Advances in CAC screening technology may provide a more nuanced assessment of CV risk in diverse patient populations. Besides CAC, the presence of aortic and valvular calcification has also been shown to predict adverse CV events and be associated with characteristics of plaque vulnerability. Investigators from Hiroshima University in Hiroshima, Japan, examined the association of aortic valve calcification (AVC) and mitral annual calcification (MAC) to coronary atherosclerosis using 64-multidetector CT (MDCT). In the study of 322 patients, the combined presence of AVC and MAC strongly correlated with the presence and extent of coronary plaques that were identified by 64-MDCT. In a multivariate analysis, the combined presence of AVC and MAC was also associated with vulnerable characteristics of coronary plaque [Utsunomiya H et al. Atherosclerosis 2010].

Carotid Intima-Media Thickness

Carotid intima-media thickness (CIMT) is validated as a surrogate marker for atherosclerosis and atherosclerosis-related coronary heart disease (CHD) and stroke. Although CIMT is often used as a surrogate endpoint in clinical trials, its place in routine risk assessment remains unclear. Vijay Nambi, MD, Baylor College of Medicine, Houston, Texas, USA, discussed the evolving role of CIMT in CV risk assessment.

Adding CIMT to traditional risk factors significantly improved CV risk predication in the Atherosclerosis Risk in Communities (ARIC) Study [Nambi V et al. J Am Coll Cardiol 2010]. Despite its correlation with CV outcomes, CIMT has important limitations that are related to risk assessment. Serial CIMT measurements assume uniform thickness along the blood vessel. Changes in CIMT may preferentially reflect changes in media thickness, while most changes in atherosclerosis occur in the intima. Moreover, changes in CIMT are difficult to monitor in individual patients, with annual changes in the range of 0.01 mm.

Compared with all carotid artery segments (A-CIMT), assessing the common carotid artery intima-media thickness (CCA-IMT) is easier and more reliable. Several major studies recently assessed the utility of CCA-IMT as a predictor of CV risk. In a subanalysis of the ARIC Study, Dr. Nambi and colleagues demonstrated that adding CCA-IMT to traditional risk factors is comparable with adding A-CIMT and therefore is a reliable alternative to measuring A-CIMT for CV risk prediction [Nambi V et al. Eur Heart J 2011].

Polak and colleagues evaluated the predictive value of CCA-IMT in 2965 members of the Framingham Offspring Study cohort. Both A-CIMT and CCA-IMT correlated with CV outcomes, but only A-CIMT significantly improved the classification of CV risk compared with traditional risk factors, and its impact was marginal [Polak JF et al. N Engl J Med 2011]. The Three-City Study evaluated CCA-IMT in 5895 adults aged 65 to 85 years who were free from CHD at baseline.

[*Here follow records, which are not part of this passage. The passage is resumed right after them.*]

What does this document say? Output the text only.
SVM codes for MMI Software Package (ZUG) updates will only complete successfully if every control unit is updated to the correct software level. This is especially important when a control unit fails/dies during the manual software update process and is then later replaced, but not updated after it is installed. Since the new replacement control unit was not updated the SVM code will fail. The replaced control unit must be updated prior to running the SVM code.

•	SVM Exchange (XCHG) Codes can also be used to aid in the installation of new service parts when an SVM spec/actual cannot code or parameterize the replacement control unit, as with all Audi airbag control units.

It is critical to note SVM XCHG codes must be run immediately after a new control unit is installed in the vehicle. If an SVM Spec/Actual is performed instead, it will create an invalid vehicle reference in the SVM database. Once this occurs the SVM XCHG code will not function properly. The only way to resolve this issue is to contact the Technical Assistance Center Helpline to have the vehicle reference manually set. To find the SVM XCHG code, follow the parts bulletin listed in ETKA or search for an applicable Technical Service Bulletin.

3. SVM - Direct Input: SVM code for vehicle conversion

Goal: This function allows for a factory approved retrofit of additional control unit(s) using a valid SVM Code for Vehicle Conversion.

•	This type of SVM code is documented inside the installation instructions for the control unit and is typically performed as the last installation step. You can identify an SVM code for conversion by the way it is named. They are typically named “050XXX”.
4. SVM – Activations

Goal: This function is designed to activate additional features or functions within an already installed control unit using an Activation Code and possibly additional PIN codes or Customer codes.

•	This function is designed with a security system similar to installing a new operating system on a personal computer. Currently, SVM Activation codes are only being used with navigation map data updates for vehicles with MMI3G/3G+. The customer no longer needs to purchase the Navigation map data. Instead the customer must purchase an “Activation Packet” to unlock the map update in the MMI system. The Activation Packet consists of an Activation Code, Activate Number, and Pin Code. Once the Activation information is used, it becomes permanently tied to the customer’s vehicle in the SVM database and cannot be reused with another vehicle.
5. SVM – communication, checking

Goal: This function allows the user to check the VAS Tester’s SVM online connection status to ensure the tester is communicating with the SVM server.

After a median follow-up of 6 years, the baseline CCA-IMT measurement did not improve risk prediction compared with traditional risk factors alone [Plichart M et al. Atherosclerosis 2011]. Therefore, the role for measuring CCA-IMT to assess CV risk prediction in clinical practice remains unclear.

CAC scoring has emerged as the most useful of the noninvasive imaging tests for reclassifying short-term CHD risk. Different imaging tests may be selected for different endpoints of interest, as needed. In particular, CIMT is the strongest predictor of stroke, while left ventricular mass strongly correlates with HF. Current guidelines focus on the use of imaging studies in intermediate-risk patients. Future studies will help determine the clinical utility of imaging in earlier and later phases of atherosclerotic disease.